Editorial

Over 370,000 KCPE and KCSE students deregistered

About 370, 000 primary and secondary students have been deregistered by the Kenya National Examination Council (KNEC) and will not sit for this year’s national exam until they provide the

  • PublishedMarch 4, 2019

About 370, 000 primary and secondary students have been deregistered by the Kenya National Examination Council (KNEC) and will not sit for this year’s national exam until they provide the right documents.

According to the Standard Newspaper, headteachers and parents colluded to provide fake birth certificates to register Kenya Certificate of Primary Education (KCPE) and Kenya Certificate of Secondary Education (KCSE) candidates.

“We have listed several cases where schools manipulated the birth registration data to register candidates. Some just entered zeros while others entered some funny digits. we detected all these and cancelled their registrations,” KNEC Chief Executive Officer, Mercy Karogo said.

According to a report presented before parliament last week by former Education Cabinet Secretary, Amina Mohammed, birth certificate numbers were duplicated and typing errors made in the keying in of birth entry numbers.

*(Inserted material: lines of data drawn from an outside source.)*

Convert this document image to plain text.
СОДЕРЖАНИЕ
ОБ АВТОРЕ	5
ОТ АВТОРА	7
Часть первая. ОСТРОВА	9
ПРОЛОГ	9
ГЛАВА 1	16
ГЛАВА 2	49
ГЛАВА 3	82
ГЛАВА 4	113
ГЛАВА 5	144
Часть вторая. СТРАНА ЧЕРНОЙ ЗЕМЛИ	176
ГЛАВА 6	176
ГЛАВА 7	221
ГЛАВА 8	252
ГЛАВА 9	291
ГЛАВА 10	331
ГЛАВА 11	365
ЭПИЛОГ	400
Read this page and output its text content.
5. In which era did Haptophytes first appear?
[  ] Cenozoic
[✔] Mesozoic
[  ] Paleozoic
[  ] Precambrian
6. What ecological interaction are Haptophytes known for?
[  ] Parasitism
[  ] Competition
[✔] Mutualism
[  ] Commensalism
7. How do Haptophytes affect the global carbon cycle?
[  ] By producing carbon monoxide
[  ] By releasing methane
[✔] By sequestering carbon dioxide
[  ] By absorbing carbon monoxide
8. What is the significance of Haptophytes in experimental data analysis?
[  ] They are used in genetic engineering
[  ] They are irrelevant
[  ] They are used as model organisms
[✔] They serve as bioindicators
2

The examination body has noted that the anomalies could have happened as a result of lack of verification of registration details by the candidates which was scheduled for February 16 to 22.

KNEC has also discovered that some teachers signed the registration forms on the students’ behalf during the verification process. Some examination centres are also under investigation for suspicion that they used fake data to register candidates to maintain their schools as examination centres.

KNEC data has revealed that most malpractices occurred in primary schools with Meru county leading the pack at 23,806 KCPE and 3,646 KCSE candidates being deregistered. In Marsabit, there were fewer malpractices as only 45 candidates were deregistered with 42 of them being KCPE candidates.

The KNEC CEO urged the affected institutions to go ahead and verify the registration data.

“We shall not process these candidates for the national examinations unless the correct data is entered because we use clean data,” said the CEO.